Można powiedzieć, że ani Zbigniew Boniek, ani Jerzy Engel nie mieli racji - w tym aspekcie, że my nie jesteśmy wewnątrz tej ekipy i nie wiemy, co dzieje się w środku zespołu. Wiemy już, że przeciwko Austrii nie mógł zagrać z powodu kontuzji Taras Romanczuk, zawodnik którego gra wszystkim nam się bardzo podobała, nie tylko w pierwszym naszym meczu na Euro przeciwko Holandii, ale i przed turniejem. W efekcie jeden istotny wariant trenerowi Probierzowi tutaj niestety odpadł. Trochę natomiast nie rozumiem, dlaczego tak bardzo pominięty został w kontekście meczu z Austrią Sebastian Szymański. Rzeczywiście zagrał on nieco słabiej w starciu z Holandią, ale jest to przecież świetny zawodnik. To właśnie Szymański i Kacper Urbański potrafili w naszym pierwszym spotkaniu na tym turnieju znakomicie operować piłką. A tymczasem przeciwko Austrii żaden z nich nie wyszedł już na boisko w podstawowym składzie. Nie wiemy jednak dlaczego. Skoro bowiem tych urazów w naszej ekipie jest tak wiele, to być może również z tego powodu Michał Probierz miał bardzo ograniczone pole selekcji, wybierając podstawowy skład na Austrię.

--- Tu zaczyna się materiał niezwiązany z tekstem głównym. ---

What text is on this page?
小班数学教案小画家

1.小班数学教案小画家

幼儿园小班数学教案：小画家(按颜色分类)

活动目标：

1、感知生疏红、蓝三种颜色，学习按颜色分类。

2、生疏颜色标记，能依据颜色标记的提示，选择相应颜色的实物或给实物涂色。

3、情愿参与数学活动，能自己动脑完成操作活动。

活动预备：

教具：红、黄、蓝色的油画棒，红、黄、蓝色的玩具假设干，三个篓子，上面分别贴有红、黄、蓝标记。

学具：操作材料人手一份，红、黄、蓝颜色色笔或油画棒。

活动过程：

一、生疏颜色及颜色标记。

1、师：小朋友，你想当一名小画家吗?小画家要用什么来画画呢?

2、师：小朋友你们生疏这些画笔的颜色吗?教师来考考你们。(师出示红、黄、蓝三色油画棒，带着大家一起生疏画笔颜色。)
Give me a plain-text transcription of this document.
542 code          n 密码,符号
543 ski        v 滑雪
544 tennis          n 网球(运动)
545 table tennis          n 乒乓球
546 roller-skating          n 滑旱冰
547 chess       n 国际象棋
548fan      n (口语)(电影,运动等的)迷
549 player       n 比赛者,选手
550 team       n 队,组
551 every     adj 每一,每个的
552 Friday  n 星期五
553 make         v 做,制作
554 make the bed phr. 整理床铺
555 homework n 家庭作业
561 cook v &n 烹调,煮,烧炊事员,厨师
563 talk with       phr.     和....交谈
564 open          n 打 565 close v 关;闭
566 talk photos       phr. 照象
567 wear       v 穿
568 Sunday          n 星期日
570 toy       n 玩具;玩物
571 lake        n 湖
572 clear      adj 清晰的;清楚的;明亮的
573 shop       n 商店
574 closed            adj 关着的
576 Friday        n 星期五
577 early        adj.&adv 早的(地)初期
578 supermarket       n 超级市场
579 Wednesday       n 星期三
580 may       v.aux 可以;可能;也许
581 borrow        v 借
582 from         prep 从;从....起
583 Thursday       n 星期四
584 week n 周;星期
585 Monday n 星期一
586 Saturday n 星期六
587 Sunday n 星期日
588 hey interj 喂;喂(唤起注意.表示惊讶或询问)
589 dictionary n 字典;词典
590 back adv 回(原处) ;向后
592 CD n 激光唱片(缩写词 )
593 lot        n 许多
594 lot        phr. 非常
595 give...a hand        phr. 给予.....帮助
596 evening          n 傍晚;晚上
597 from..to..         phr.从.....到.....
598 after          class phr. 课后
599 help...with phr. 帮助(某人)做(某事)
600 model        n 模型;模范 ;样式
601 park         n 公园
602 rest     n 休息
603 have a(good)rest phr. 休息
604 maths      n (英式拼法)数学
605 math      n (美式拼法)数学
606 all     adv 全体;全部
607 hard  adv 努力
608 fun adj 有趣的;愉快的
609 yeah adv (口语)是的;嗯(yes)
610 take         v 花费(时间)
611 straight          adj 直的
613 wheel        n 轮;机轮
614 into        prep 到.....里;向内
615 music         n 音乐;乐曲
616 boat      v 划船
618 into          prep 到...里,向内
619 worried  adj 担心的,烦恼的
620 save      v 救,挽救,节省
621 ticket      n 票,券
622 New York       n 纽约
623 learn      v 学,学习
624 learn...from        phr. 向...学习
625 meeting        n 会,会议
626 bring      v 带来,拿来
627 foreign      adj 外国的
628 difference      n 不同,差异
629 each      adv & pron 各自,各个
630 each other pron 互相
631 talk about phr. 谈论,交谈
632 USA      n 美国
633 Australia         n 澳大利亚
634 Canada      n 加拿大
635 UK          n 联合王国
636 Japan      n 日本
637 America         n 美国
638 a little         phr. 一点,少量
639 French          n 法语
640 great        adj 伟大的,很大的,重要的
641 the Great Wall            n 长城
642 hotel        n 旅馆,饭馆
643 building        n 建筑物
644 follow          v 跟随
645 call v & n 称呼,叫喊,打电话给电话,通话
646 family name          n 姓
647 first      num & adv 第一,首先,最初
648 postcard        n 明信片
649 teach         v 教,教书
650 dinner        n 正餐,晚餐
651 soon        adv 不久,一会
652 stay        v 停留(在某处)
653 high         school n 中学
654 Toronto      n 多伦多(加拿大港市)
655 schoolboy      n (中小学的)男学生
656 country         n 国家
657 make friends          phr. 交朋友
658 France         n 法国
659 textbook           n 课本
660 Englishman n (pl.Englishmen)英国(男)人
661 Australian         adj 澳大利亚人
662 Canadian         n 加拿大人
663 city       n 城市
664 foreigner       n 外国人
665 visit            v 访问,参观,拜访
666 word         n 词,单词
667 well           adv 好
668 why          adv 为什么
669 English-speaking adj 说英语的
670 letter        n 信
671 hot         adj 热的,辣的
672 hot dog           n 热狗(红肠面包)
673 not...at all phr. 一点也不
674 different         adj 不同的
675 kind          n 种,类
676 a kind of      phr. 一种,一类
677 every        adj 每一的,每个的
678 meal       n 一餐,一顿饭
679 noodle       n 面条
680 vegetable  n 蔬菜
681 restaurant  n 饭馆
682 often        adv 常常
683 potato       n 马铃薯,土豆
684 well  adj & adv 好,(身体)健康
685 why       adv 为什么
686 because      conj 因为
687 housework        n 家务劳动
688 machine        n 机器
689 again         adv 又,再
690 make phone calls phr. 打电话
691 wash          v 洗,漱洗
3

Zwróćmy też uwagę, że w przypadku ataku trener Probierz posłał do gry obok siebie dwie klasyczne „9”, czyli dwóch środkowych, wysokich napastników, zamiast wspomóc jednego z nich kreatywnym napastnikiem. Tego rodzaju decyzja z czegoś przecież musiała wynikać. A wynikała ona również i z tego powodu, że zarówno Robert Lewandowski, jak i Karol Świderski byli po kontuzjach. Natomiast Arkadiusza Milika kontuzja w ogóle wykluczyła z udziału w tym turnieju. I tak można by wymieniać. Tych urazów w naszej kadrze jest bowiem naprawdę bardzo wiele. I w efekcie Michał Probierz zmuszony jest borykać się z problemem, z jakim borykało się przed nim wielu polskich selekcjonerów na turniejach rangi mistrzowskiej w sytuacji, gdy z pola selekcji wypadają zawodnicy, którzy z różnych przyczyn nie są optymalnie przygotowani do występu na takiej imprezie.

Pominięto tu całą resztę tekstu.